Ze moesten vluchten
I. en zijn vrouw B. hebben alles meegemaakt wat we kennen van de tv-beelden. Bijna vier jaar geleden zijn ze aangekomen in Ter Apel. B. was zwanger en daardoor kregen ze gelukkig al snel een huis in Sauwerd toegewezen.
Familie lijkt wel een ander woord voor gemis
De zwager van B. woont in Winsum. Alle andere familie woont in Syrië, ver weg, arm en bang. Ze hebben Syrische vrienden in Sauwerd maar nog geen Nederlandse vrienden. ‘Wij nodigen wel Nederlanders bij ons thuis uit, want uit zichzelf komen ze niet op bezoek. Nu hebben we een paar kennissen, misschien worden dat echte vrienden.’
I. en zijn vrouw volgen het nieuws over Syrië op de voet, elk uur. Het nieuws gaat over hun familie, die ze vreselijk missen. Ze leven in een dubbele dagelijkse werkelijkheid.
Hun zoontje [3 1/2
] noemt de overbuurvrouw oma. Nu is oma inmiddels verhuisd naar Norg, maar ze bezoeken elkaar over en weer. En dan is er de kersverse baby! Een nieuw familiegevoel.

Hoe Hogelands wil je het hebben
I. was al op zijn zestiende autoverkoper. Hij verdiende genoeg. Nu leeft hij met zijn gezin van een uitkering. Een zelfstandige toekomst is waar hij van droomt en waaraan hij werkt.

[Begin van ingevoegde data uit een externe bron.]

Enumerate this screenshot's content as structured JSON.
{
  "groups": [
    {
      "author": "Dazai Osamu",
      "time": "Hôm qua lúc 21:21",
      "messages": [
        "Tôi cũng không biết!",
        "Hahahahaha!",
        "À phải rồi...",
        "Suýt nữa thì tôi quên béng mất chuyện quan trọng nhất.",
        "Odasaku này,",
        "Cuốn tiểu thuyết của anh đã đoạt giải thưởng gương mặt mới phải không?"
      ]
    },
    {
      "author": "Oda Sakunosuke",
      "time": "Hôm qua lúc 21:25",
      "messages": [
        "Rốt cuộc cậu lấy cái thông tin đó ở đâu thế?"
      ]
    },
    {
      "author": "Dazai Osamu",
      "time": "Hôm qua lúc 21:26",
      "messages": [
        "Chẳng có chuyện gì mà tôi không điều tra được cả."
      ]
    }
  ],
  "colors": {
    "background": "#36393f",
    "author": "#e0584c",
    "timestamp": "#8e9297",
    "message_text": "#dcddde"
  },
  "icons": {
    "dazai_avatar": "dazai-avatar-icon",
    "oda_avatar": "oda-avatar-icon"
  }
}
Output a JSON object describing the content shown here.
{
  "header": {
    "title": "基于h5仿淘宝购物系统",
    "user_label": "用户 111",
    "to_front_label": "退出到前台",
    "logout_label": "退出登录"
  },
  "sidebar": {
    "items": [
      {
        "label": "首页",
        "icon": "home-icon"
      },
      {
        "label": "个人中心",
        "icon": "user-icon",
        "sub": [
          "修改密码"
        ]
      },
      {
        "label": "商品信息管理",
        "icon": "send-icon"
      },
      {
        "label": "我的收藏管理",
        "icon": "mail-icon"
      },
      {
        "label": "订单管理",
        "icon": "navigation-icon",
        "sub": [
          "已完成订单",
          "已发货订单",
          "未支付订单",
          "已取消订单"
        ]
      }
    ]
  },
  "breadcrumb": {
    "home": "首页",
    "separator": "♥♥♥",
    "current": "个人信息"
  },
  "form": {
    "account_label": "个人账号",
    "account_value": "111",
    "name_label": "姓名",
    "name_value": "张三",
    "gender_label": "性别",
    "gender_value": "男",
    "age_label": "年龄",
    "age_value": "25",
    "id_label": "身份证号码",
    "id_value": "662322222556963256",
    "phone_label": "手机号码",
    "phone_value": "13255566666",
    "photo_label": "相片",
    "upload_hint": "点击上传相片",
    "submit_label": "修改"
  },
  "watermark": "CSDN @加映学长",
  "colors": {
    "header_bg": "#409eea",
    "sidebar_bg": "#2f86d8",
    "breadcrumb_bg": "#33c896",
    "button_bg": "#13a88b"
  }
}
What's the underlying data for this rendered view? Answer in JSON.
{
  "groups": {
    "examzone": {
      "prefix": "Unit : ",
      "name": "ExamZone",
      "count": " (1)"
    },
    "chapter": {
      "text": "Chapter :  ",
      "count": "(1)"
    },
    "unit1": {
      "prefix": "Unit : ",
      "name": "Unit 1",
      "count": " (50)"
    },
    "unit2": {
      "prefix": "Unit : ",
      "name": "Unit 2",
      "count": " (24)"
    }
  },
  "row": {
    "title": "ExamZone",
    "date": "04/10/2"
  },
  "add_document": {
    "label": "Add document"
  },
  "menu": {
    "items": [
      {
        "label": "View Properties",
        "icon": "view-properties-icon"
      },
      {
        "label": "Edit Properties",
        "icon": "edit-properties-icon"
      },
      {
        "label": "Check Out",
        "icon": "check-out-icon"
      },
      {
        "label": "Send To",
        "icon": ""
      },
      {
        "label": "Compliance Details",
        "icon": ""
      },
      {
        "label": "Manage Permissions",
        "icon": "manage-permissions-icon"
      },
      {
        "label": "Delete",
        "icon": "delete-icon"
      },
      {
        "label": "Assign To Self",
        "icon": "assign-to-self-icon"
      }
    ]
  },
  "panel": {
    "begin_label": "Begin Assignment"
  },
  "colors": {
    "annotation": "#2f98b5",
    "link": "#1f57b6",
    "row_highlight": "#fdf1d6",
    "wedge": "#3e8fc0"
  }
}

Als vrijwilliger bij MJD geeft hij nieuwkomers advies en hulp. Dit jaar begint hij met de opleiding Zorg en Welzijn in Groningen. Daarna wil hij werken in de maatschappelijke dienstverlening. ‘We willen nooit meer weg uit Sauwerd, hier is het veilig.’ En gelijk er achteraan zegt hij: ‘We gaan zo even naar de dijk bij Westernieland.’